Synchronous

June 29

10:28 a.m.

Hi! General note to readers/friends: If I owe you e-mail or crits or anything, it's coming, it's coming. What with Radiohead and the beginning of my Heatherlicious weekend and other running-around-type-stuff and the fact that American Gods has grabbed me firmly by the head and won't let go, I've gotten a bit behind. Apologies.

Work yesterday was nothing particularly special, neither pleasantly nor unpleasantly. I left around 4 o'clock, hurrying home to meet Heather. I parked my car (Denise the Nissan) a block away from my house and walked home. No Heather. I pulled a chair over by the window that overlooks the street, propped my feet on the windowsill, and read some of American Gods.

A few minutes later Heather walked by, carrying a couple of bags of trash. It turns out she hadn't expected me to be home yet, so she'd been cleaning out her car. The amusing thing is that she was parked right across the street from where I parked, and I just didn't notice her. Thus my reputation as Oblivious Boy remains secure.

She was feeling icky from the long drive, and I hadn't showered the night before (what with the onslaught of Radiohead), so we took a long shower together, which made us both feel immeasurably better, I think.

We took a walk downtown, mostly so I could check my mail. I had nothing. A barren box. Some other people have been getting rejections from The Paris Review lately, and I was hoping for my rejection, but alas, it did not arrive. Ah, well.

We succumbed to our baser impulses and got cookies. We ordered a half dozen, three apiece. We wanted exactly the same kinds of cookies. This sort of silly synchronicity pleases me. We had other moments of synchronicity-- we both began singing exactly the same line from the Violent Femmes at exactly the same moment. And later last night we both made the same dryly humorous observation, with identical wording, simultaneously. Hee.

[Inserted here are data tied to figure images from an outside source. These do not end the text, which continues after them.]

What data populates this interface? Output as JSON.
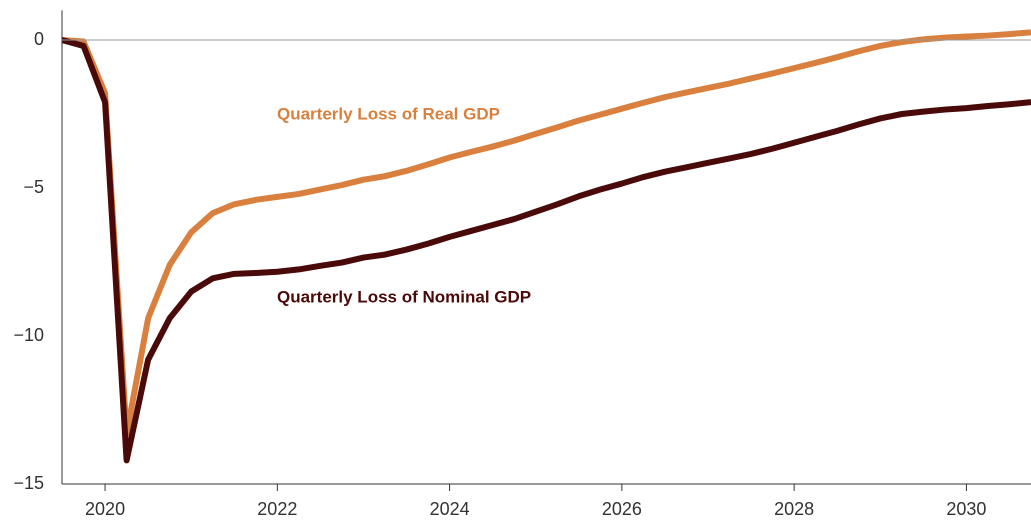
{
  "chart_data": {
    "type": "line",
    "x": [
      2019.5,
      2019.75,
      2020,
      2020.25,
      2020.5,
      2020.75,
      2021,
      2021.25,
      2021.5,
      2021.75,
      2022,
      2022.25,
      2022.5,
      2022.75,
      2023,
      2023.25,
      2023.5,
      2023.75,
      2024,
      2024.25,
      2024.5,
      2024.75,
      2025,
      2025.25,
      2025.5,
      2025.75,
      2026,
      2026.25,
      2026.5,
      2026.75,
      2027,
      2027.25,
      2027.5,
      2027.75,
      2028,
      2028.25,
      2028.5,
      2028.75,
      2029,
      2029.25,
      2029.5,
      2029.75,
      2030,
      2030.25,
      2030.5,
      2030.75
    ],
    "series": [
      {
        "name": "Quarterly Loss of Real GDP",
        "color": "#d9803f",
        "values": [
          0,
          -0.05,
          -1.8,
          -13.3,
          -9.4,
          -7.6,
          -6.5,
          -5.85,
          -5.55,
          -5.4,
          -5.3,
          -5.2,
          -5.05,
          -4.9,
          -4.72,
          -4.6,
          -4.42,
          -4.2,
          -3.97,
          -3.78,
          -3.6,
          -3.4,
          -3.17,
          -2.95,
          -2.72,
          -2.52,
          -2.32,
          -2.12,
          -1.93,
          -1.77,
          -1.62,
          -1.47,
          -1.3,
          -1.13,
          -0.95,
          -0.77,
          -0.58,
          -0.38,
          -0.2,
          -0.07,
          0.02,
          0.08,
          0.12,
          0.15,
          0.2,
          0.26
        ]
      },
      {
        "name": "Quarterly Loss of Nominal GDP",
        "color": "#4a0a0a",
        "values": [
          0,
          -0.2,
          -2.1,
          -14.2,
          -10.8,
          -9.4,
          -8.5,
          -8.05,
          -7.9,
          -7.87,
          -7.83,
          -7.75,
          -7.63,
          -7.52,
          -7.35,
          -7.25,
          -7.08,
          -6.88,
          -6.65,
          -6.45,
          -6.25,
          -6.05,
          -5.8,
          -5.55,
          -5.28,
          -5.05,
          -4.85,
          -4.63,
          -4.45,
          -4.3,
          -4.15,
          -4.0,
          -3.85,
          -3.67,
          -3.47,
          -3.27,
          -3.07,
          -2.85,
          -2.65,
          -2.5,
          -2.42,
          -2.35,
          -2.3,
          -2.23,
          -2.17,
          -2.1
        ]
      }
    ],
    "xlim": [
      2019.5,
      2030.75
    ],
    "xticks": [
      2020,
      2022,
      2024,
      2026,
      2028,
      2030
    ],
    "ylim": [
      -15,
      1
    ],
    "yticks": [
      0,
      {
        "value": -5,
        "label": "−5"
      },
      {
        "value": -10,
        "label": "−10"
      },
      {
        "value": -15,
        "label": "−15"
      }
    ]
  }
}
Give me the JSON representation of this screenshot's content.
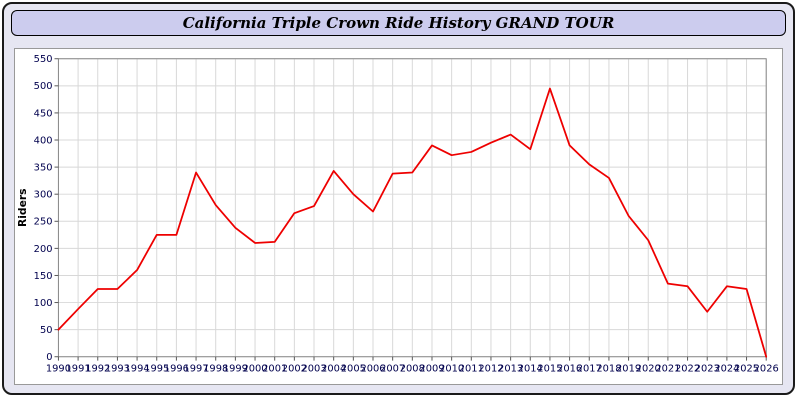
{
  "window": {
    "title": "California Triple Crown Ride History GRAND TOUR"
  },
  "chart_data": {
    "type": "line",
    "title": "California Triple Crown Ride History GRAND TOUR",
    "xlabel": "",
    "ylabel": "Riders",
    "categories": [
      "1990",
      "1991",
      "1992",
      "1993",
      "1994",
      "1995",
      "1996",
      "1997",
      "1998",
      "1999",
      "2000",
      "2001",
      "2002",
      "2003",
      "2004",
      "2005",
      "2006",
      "2007",
      "2008",
      "2009",
      "2010",
      "2011",
      "2012",
      "2013",
      "2014",
      "2015",
      "2016",
      "2017",
      "2018",
      "2019",
      "2020",
      "2021",
      "2022",
      "2023",
      "2024",
      "2025",
      "2026"
    ],
    "values": [
      50,
      88,
      125,
      125,
      160,
      225,
      225,
      340,
      280,
      238,
      210,
      212,
      265,
      278,
      343,
      300,
      268,
      338,
      340,
      390,
      372,
      378,
      395,
      410,
      383,
      495,
      390,
      355,
      330,
      260,
      215,
      135,
      130,
      83,
      130,
      125,
      0
    ],
    "ylim": [
      0,
      550
    ],
    "ytick_step": 50,
    "grid": true,
    "legend": "none",
    "line_color": "#ee0000",
    "grid_color": "#d8d8d8",
    "plot_border_color": "#888888",
    "tick_label_color": "#00004d",
    "plot_bg": "#ffffff",
    "page_bg": "#e6e6f2",
    "titlebar_bg": "#ccccee"
  }
}
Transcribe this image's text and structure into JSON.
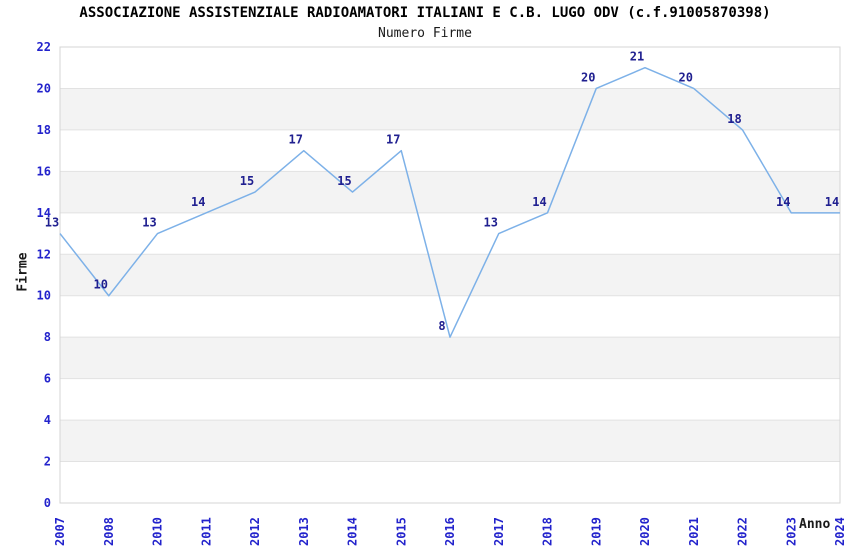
{
  "chart_data": {
    "type": "line",
    "title": "ASSOCIAZIONE ASSISTENZIALE RADIOAMATORI ITALIANI E C.B. LUGO ODV (c.f.91005870398)",
    "subtitle": "Numero Firme",
    "xlabel": "Anno",
    "ylabel": "Firme",
    "categories": [
      "2007",
      "2008",
      "2010",
      "2011",
      "2012",
      "2013",
      "2014",
      "2015",
      "2016",
      "2017",
      "2018",
      "2019",
      "2020",
      "2021",
      "2022",
      "2023",
      "2024"
    ],
    "values": [
      13,
      10,
      13,
      14,
      15,
      17,
      15,
      17,
      8,
      13,
      14,
      20,
      21,
      20,
      18,
      14,
      14
    ],
    "ylim": [
      0,
      22
    ],
    "ytick_step": 2,
    "yticks": [
      0,
      2,
      4,
      6,
      8,
      10,
      12,
      14,
      16,
      18,
      20,
      22
    ],
    "grid": true,
    "legend": "none",
    "band_fill_ranges": [
      [
        2,
        4
      ],
      [
        6,
        8
      ],
      [
        10,
        12
      ],
      [
        14,
        16
      ],
      [
        18,
        20
      ]
    ],
    "colors": {
      "line": "#7db1e8",
      "tick_label": "#2323cc",
      "data_label": "#202090",
      "band": "#f3f3f3",
      "gridline": "#e2e2e2",
      "plot_border": "#d4d4d4",
      "title": "#000000",
      "axis_title": "#1a1a1a"
    }
  }
}
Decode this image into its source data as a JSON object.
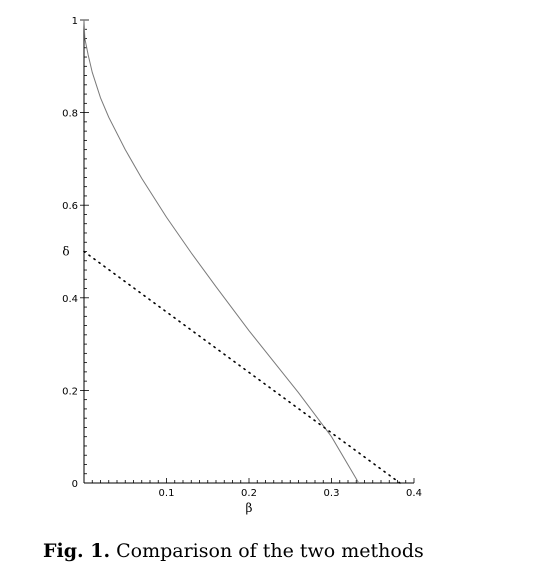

We grocery shopped at some length last night, which was surprisingly fun-- though the ice cream coolers were bare. I don't mean that there wasn't much selection, no, I mean they were bare. Empty to the racks. Very disturbing. We whimpered. "What, are we in Russia?" I asked. I felt like I was in a post-apocalyptic movie. Such is the luxury of my life, people-- being denied my Breyer's can make me whimper.

Despite the fact that Heather and I are both brutally poor, we managed to acquire more than enough food for the weekend-- and it's a lot cheaper than eating out every meal would be. We're hoping to have dinner out with some people on Saturday night, but for the rest of the time, we're cooking.

We rented Quills, which I've seen and wanted to see again, and which Heather hasn't seen. We haven't watched it yet.

We bustled in the kitchen, Ani Difranco's Not A Pretty Girl playing on my CD player, getting us prepped for the concert on Tuesday. Ani's doing a show on the third, then another show at the same venue on the fifth... so we assume that she's going to be around, somewhere relatively nearby, on the fourth (she could be taking a jet to Idaho or something, I guess, but indulge us in our fantasy). So we came up with all sorts of wonderful scenarios in which we would encounter Ani hanging out at Pergolesi on the fourth, and in which she would fall in love with us, and so on. Entertaining.

We cooked a pile of pasta and sauce and Heather's famous garlic bread. We ate garlic-stuffed olives straight from the jar. We made yummilicious salads. So much goodness. Heather didn't like the sauce, found it too sweet, but I enjoyed the meal. I'd been craving exactly that dinner, and I got what I wanted.

That's the awesome thing about being a grown-up: you can do what you want. I love being a grown-up.

While we ate dinner, Scott and Lynne and another Astro person arrived. They sat in the living room and talked about science stuff-- there was a lot of math flying around in that room, let me tell you. Heather and I just kept glancing at each other, listening to the strange esoterica coming from the other room. I guess writers do the same thing... but not with so much math.

I sort of halfway cleaned up the kitchen after dinner, and we watched a bit of some awful movie with Scott & Co.-- it was Police Academy 2 or 3. The first one with Bobcat Goldhwait.

Man. Bobcat Goldthwait. Heather said "Isn't he dead?" And Scott said, "No, he was in Blow, he was the bartender who couldn't feel his face."

Then some more Astro people showed up. One of them looked at the television, saw Bobcat, and said "Isn't he dead?"

There appears to be this pervasive idea that he's dead. But he's not. He's just doing gigs on, like, Hollywood Squares and Hercules, the Legendary Journeys. Which is kinda like death.

Heather and I were not sufficiently captivated by Police Academy to remain there, watching, so we retired to my room.

And this is the part where, in the old novels, you don't get to see anything more than a line of asterisks.